Another challenge for Downie was directing the documentary’s various interview subjects from around the world without leaving Canada.

“I would be directing from home, and you can’t see everything,” he said.

As a result, he had to trust each local crew to do their parts well and follow health guidelines without being able to oversee the entire process. 

“It was really quite odd. It was a lot of paperwork, and it was a lot of really trying to double check, triple check that everybody understood: nobody can get sick from this. We’re making a movie about COVID but nobody can get COVID,” he said.

“Every crew did a great job,” Downie continued. “I guess they were slightly empowered by the whole thing—not having a director there telling them exactly what to do.”

Even under normal circumstances, documentary filmmaking requires a degree of improvisation.

Downie explained how you can plan all you want but once you get to your shooting location, you often have to rethink how to shoot the scene based on the conditions in the environment. But since Downie could only see many of these locations through a phone camera on FaceTime, he left it up to the local crewmembers to make their best judgments on how to set up a shot.

One line from the documentary that sums up how many of the passengers must have felt comes from Gay Courter, Phil’s wife, who explained the etymology of the word ‘quarantine.’ It comes from Venetian naval history and the Italian word ‘quarantina’ for 40 days because it’s how long they’d leave plague-ridden ships stranded at sea, sometimes leaving all the passengers to die, before burning the ship.

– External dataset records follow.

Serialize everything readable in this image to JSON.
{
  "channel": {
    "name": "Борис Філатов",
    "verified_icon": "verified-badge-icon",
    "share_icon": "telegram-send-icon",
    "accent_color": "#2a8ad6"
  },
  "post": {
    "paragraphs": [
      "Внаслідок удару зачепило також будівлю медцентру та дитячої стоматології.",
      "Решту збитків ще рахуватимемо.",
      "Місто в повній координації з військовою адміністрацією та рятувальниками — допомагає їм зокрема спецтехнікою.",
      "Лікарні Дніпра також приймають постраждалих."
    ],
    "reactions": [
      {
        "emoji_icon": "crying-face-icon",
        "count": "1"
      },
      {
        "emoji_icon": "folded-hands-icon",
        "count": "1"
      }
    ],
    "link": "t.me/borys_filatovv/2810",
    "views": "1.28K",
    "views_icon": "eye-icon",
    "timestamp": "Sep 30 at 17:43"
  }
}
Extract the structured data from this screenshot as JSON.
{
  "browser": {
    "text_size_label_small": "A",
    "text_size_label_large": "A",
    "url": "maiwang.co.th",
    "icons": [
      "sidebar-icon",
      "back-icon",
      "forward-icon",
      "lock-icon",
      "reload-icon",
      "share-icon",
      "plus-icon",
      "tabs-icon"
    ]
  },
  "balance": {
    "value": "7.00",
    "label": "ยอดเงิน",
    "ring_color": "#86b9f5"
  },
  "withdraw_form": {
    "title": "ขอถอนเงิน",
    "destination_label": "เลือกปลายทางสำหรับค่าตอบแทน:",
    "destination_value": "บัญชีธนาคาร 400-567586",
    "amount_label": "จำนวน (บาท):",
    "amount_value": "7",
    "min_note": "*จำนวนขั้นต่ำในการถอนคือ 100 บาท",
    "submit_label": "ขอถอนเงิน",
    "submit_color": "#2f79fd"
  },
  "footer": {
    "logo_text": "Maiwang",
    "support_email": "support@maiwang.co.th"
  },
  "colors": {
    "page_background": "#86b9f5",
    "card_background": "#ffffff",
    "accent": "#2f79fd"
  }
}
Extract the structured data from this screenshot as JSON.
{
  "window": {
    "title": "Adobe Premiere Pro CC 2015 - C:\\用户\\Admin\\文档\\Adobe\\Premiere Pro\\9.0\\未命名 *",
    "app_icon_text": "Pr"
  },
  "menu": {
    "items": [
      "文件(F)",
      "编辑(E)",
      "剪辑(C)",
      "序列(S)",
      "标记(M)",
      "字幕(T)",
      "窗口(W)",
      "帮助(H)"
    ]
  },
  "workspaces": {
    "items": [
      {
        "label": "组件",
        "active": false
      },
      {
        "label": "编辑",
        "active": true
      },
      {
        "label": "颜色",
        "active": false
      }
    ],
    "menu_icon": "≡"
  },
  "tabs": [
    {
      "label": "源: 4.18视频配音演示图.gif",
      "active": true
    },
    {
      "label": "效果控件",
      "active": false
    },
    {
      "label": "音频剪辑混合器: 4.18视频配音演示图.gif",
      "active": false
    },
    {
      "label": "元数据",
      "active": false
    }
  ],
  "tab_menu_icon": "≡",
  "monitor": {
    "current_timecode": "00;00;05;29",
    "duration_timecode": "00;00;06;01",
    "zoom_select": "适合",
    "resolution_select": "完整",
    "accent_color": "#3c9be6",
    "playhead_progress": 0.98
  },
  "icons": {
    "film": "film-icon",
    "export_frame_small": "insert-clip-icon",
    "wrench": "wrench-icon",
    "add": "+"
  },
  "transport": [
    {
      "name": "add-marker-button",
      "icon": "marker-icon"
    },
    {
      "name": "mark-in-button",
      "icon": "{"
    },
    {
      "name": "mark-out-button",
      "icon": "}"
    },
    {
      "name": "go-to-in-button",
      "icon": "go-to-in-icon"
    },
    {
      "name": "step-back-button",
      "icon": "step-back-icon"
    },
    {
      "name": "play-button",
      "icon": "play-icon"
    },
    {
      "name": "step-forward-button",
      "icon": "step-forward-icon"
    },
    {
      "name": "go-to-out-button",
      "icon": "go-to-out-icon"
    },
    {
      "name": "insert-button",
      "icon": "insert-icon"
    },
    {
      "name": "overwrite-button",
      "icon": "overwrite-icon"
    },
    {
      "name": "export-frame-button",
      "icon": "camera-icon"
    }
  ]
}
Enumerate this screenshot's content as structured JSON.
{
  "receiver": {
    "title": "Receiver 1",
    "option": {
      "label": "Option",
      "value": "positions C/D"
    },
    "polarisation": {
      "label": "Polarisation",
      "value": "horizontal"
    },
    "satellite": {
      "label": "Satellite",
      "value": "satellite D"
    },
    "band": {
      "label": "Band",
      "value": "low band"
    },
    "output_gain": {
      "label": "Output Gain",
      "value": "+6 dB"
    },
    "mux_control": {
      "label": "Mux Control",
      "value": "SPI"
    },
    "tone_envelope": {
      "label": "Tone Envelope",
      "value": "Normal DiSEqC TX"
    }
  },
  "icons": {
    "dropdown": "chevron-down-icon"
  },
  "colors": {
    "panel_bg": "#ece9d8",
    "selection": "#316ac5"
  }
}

“In hearing from a few of the passengers, you got a real sense for how cut off they were, and how vulnerable they were feeling,” Downie said.

“They started to worry that they might be getting infected through […] the ventilation system on the ship, but they didn’t know. They were just in their rooms and then they’d hear, ‘Oh another 50 cases were confirmed yesterday’ and they just knew that more and more people were getting sick, but they didn’t really know what the transmission was so they must have really felt like sitting ducks.”